Emekçi sendikalarının vergilerden şikâyetçi olduğu her gün kulaklarımızda çınlamaktadır. Her gün yapılan toplantılarda hükümete vergi indirimi ve emekçilere daha makul muamelede bulunulması telkini yapılmaktadır. Ne var ki, bunlardan hemen hemen hiçbir sonuç alınamamaktadır. Bugün sizlerle tartışmak istediğim konu, uygulamanın ne denli araziye uygun olduğu ve bu tür önlemlerle hiçbir sonucun alınamayacağıdır. Evet, bu ifade biraz ağır oldu, mücadeleden kaçınılıyor gibi bir havası var. Ne var ki, maalesef gerçek budur, ben de akademik sıfatımla bu gerçeği söylemekle yükümlü olduğumu düşünerek bunları yazıyorum.
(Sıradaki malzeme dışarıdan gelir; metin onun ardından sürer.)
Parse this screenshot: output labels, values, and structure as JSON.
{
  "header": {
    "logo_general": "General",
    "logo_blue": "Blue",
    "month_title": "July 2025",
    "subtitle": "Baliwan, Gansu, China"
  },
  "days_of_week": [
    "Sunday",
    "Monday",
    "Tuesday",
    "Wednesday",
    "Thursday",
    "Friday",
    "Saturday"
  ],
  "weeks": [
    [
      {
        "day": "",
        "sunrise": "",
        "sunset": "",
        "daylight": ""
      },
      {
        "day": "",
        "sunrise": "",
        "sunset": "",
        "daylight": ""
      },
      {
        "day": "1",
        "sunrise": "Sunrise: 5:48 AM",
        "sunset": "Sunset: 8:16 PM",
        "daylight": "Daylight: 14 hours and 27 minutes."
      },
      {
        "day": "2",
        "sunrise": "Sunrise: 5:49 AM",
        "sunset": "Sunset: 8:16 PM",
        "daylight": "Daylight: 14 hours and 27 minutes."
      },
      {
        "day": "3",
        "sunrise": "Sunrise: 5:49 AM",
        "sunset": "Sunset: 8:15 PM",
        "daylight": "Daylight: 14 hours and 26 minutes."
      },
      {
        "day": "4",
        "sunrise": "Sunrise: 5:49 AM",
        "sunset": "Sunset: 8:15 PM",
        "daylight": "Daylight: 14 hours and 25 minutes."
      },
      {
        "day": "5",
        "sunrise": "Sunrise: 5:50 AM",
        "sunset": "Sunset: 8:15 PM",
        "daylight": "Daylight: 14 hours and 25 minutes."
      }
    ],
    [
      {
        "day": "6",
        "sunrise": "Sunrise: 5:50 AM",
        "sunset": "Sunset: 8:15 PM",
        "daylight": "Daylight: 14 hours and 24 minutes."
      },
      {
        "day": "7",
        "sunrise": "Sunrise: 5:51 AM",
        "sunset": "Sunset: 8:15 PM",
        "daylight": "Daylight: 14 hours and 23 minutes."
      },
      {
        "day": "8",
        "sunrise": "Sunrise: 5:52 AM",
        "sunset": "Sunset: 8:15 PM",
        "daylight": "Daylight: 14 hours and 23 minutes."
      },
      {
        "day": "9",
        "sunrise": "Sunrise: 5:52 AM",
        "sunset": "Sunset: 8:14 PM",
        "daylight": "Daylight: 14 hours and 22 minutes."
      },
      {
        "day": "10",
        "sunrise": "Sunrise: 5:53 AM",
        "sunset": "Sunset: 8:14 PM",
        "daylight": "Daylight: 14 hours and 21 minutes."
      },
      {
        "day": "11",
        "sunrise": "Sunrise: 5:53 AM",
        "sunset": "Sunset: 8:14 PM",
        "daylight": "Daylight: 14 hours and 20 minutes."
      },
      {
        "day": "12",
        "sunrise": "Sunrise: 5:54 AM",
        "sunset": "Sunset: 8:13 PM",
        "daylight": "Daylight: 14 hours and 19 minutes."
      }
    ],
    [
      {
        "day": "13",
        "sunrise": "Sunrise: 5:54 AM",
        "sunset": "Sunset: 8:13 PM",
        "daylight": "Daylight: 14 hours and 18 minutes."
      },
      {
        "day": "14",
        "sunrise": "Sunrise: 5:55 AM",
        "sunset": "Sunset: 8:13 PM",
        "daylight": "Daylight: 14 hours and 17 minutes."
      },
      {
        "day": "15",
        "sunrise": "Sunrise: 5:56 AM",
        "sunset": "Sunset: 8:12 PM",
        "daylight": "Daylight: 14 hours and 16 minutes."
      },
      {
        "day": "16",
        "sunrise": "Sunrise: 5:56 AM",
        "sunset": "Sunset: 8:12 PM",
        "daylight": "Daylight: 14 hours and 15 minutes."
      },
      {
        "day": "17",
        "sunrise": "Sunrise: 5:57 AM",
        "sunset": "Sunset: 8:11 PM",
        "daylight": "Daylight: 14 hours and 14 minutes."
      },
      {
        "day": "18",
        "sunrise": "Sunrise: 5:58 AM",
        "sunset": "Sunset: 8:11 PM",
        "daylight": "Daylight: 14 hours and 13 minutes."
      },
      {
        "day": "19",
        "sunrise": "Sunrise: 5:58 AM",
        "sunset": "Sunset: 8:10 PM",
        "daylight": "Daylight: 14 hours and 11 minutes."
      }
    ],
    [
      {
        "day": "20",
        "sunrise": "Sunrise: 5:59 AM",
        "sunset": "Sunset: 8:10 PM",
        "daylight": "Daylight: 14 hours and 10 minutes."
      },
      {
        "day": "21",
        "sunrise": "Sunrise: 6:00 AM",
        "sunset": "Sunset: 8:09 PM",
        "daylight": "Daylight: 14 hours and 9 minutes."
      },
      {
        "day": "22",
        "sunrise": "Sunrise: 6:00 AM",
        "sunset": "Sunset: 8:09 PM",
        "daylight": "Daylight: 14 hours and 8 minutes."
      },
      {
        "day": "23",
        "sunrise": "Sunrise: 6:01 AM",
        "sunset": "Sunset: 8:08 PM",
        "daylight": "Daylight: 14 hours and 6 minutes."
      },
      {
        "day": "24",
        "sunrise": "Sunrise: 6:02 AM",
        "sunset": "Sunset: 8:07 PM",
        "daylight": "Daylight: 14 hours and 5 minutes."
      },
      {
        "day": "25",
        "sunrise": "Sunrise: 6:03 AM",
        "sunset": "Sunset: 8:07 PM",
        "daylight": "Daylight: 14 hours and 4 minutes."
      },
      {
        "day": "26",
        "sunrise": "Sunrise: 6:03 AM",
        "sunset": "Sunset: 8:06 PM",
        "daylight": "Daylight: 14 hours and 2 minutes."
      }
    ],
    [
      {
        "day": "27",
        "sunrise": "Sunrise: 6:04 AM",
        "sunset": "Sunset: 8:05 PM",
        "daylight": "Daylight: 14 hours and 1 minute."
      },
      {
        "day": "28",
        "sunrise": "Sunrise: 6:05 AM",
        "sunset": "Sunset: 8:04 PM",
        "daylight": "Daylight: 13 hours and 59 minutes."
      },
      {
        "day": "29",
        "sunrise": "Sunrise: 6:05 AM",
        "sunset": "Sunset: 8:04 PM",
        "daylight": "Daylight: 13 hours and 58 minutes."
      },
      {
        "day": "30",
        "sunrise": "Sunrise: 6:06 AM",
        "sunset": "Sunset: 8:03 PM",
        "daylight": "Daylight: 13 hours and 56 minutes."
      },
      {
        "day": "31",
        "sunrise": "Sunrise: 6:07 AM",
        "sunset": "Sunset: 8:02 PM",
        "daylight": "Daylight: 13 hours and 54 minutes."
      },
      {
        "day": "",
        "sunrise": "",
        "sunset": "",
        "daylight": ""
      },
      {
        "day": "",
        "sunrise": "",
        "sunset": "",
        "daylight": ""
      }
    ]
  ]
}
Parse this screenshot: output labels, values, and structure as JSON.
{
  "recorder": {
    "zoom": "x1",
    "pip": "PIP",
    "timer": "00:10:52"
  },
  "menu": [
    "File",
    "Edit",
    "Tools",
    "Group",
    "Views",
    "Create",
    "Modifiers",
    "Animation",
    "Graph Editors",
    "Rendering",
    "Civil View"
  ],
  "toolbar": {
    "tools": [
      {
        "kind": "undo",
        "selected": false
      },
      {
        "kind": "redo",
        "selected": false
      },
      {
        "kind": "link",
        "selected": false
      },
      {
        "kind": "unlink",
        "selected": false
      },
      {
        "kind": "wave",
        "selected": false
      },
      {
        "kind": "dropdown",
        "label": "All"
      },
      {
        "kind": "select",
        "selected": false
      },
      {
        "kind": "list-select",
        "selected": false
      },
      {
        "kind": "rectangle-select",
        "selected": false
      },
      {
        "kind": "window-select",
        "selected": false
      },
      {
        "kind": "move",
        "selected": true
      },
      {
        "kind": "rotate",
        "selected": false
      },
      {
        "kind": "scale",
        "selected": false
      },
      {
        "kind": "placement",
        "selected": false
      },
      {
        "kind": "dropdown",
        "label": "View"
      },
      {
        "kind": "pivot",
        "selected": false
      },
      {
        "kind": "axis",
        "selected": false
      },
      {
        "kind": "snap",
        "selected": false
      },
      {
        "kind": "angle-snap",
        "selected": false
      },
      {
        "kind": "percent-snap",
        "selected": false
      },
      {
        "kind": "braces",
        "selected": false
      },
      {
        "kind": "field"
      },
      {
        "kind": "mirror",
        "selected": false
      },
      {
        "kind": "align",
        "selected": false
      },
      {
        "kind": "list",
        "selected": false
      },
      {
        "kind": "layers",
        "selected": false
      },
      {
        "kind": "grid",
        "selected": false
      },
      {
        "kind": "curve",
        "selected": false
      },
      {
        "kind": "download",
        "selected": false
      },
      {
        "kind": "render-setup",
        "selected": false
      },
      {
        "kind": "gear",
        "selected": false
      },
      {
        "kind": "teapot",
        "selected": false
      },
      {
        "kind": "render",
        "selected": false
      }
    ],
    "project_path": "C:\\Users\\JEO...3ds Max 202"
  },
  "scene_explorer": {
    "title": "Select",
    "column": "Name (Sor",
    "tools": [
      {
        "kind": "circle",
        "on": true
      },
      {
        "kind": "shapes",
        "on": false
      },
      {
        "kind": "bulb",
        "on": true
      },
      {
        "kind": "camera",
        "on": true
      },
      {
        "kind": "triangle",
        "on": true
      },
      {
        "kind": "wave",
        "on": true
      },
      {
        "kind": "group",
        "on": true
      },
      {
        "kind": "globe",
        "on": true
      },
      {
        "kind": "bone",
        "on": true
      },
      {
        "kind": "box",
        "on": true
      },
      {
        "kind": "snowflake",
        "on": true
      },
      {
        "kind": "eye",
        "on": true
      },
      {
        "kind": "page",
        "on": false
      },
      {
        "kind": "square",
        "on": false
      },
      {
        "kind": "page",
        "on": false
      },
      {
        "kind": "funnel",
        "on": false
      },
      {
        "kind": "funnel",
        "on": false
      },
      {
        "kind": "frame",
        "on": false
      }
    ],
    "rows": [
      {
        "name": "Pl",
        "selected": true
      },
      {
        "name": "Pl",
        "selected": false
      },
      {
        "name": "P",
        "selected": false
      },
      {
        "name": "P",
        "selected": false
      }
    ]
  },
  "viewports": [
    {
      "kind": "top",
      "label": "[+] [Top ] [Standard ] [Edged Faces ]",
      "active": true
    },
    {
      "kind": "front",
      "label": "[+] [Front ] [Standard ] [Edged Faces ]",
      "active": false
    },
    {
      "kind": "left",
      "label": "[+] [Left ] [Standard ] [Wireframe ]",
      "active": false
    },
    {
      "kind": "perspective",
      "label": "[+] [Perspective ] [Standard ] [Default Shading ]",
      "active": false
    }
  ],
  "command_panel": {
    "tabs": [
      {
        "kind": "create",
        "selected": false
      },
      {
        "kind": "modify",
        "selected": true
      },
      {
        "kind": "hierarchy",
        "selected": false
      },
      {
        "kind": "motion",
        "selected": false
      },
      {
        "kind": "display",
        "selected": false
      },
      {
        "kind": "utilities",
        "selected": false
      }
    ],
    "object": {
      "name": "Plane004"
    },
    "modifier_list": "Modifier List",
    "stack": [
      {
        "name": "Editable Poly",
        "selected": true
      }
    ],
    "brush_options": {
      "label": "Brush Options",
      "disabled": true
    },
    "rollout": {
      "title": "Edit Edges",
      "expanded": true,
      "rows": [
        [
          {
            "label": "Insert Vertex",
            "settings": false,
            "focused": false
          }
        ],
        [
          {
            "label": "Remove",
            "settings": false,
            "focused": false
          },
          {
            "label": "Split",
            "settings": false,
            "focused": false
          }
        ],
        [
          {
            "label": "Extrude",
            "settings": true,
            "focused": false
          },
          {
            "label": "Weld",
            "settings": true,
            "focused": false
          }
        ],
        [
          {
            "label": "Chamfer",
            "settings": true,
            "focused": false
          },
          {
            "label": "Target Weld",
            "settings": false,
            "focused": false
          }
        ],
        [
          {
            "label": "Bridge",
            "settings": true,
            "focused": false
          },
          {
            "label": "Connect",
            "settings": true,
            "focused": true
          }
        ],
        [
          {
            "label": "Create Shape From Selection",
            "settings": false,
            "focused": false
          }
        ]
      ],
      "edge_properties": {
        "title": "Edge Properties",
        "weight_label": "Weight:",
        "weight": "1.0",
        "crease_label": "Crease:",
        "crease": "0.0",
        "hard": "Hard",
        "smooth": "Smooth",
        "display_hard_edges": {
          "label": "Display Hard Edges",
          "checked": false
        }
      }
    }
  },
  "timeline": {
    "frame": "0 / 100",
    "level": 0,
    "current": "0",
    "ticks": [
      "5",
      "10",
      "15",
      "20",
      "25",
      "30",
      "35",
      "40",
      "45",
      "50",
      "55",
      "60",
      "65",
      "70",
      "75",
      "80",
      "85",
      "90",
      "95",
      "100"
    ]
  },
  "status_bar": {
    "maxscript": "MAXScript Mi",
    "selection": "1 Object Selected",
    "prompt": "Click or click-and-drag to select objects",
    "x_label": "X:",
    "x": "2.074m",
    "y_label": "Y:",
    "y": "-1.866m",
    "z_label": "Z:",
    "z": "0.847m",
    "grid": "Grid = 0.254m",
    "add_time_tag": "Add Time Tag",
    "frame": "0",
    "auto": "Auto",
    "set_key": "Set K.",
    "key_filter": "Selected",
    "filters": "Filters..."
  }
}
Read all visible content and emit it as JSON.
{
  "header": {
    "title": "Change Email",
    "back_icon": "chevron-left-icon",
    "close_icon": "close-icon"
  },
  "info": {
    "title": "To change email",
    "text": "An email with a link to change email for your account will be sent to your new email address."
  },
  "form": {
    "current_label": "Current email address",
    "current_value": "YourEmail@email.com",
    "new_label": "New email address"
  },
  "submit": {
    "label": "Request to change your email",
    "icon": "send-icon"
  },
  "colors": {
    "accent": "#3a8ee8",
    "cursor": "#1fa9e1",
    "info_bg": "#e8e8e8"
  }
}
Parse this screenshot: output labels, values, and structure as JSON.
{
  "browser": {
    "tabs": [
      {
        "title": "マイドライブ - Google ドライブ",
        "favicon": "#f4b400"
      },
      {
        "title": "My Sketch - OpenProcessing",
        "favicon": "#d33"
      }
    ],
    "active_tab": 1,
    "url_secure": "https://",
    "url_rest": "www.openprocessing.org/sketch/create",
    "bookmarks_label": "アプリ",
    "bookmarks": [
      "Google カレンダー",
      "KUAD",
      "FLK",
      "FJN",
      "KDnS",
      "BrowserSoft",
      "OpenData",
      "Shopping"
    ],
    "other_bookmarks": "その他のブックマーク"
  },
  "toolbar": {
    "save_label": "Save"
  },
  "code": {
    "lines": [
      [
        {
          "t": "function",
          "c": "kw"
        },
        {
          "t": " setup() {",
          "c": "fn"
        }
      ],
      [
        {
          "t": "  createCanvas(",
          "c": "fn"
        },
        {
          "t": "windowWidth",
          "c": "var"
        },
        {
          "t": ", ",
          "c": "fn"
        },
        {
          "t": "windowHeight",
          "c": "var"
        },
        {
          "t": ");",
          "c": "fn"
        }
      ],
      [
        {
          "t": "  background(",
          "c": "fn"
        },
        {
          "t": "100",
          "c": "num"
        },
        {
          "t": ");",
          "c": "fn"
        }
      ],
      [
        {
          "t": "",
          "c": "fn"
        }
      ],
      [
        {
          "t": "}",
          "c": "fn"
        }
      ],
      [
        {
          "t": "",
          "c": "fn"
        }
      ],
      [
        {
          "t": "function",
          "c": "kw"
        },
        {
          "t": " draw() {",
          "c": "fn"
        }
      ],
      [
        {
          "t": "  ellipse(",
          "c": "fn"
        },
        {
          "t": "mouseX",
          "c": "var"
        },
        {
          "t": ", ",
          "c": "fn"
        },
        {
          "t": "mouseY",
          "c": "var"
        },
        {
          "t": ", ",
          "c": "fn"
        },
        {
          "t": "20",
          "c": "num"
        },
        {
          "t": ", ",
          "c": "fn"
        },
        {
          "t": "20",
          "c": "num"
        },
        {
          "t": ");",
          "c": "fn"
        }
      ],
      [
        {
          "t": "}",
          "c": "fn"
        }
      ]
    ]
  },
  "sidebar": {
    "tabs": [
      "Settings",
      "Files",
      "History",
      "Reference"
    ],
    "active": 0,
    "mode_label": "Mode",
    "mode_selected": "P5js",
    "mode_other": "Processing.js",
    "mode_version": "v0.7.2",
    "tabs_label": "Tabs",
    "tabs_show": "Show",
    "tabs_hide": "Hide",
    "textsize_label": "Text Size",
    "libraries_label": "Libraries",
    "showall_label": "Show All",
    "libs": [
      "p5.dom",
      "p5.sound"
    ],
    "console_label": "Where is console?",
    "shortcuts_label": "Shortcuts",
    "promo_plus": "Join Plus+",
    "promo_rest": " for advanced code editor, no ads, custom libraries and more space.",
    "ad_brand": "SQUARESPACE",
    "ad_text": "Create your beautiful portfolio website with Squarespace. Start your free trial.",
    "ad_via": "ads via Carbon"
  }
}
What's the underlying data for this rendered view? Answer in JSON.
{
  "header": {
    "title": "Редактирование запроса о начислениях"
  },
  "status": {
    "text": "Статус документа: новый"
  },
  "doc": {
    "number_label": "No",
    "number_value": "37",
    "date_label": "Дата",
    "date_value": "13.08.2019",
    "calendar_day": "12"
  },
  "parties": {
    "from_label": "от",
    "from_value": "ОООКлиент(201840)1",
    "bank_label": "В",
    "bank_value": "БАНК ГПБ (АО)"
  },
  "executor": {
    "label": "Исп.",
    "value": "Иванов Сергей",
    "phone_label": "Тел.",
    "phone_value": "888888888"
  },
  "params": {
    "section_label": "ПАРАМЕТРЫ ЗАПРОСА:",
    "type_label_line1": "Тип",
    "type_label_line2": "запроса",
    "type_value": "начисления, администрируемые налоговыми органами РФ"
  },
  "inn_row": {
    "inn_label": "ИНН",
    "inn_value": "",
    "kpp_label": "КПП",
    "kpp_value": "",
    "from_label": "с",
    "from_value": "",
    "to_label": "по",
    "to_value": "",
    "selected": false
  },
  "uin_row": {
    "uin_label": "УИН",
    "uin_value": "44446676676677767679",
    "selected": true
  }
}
Hemen şunu belirtmeliyim ki, bıçak sırtında bir seçime gitmekteyiz ve AKP’nin ne pahasına olursa olsun İstanbul başta olmak üzere büyük şehirleri alarak, kafasındaki anayasa değişikliği ile aileler ve parti üzerindeki hükümet korumasının sürgit devamını istemektedirler. Bu koşullarda bugünlerde bazı taleplere kısmî de olsa yanıt verebilirler. Bu yanıt söylediklerimi açığa çıkarmayacağı gibi, tam tersi çok ciddi bir aldatmaca olarak bu aldatmacalarla bir kez daha halkın bir kesiminin desteğini dahi alabilirler. Fakat hep söylendiği gibi, seçimlerden sonra, hele de istedikleri sonucu almaları durumunda tüm verdiklerini, hatta verdiklerinden de fazlasını geri alırlar, çünkü hükümetin bugün talep edilenleri vermeye takati olmadığından, tüm verilenler emaneten ve seçim pazarlığı olarak verilmiş olacaktır. Aldanmamamız gereken durum işte tam da budur.
Şimdi gelelim asıl soruna; yani, neden hükümet emekçiye ve emekliye böylesi boğazına binercesine saldırmaktadır? Bunun sebebi, nimetinden yararlandığımız çoğu alt-yapı niteliğindeki yatırımları Türkiye’nin hem kapasitesi üzerinde, hem de çok maliyetli koşullarda yapılmış olmasıdır. Bu durum ülke ekonomisine büyük yük yıkmıştır. Bu yükü sermayeye bindirmek, sermayenin ülke........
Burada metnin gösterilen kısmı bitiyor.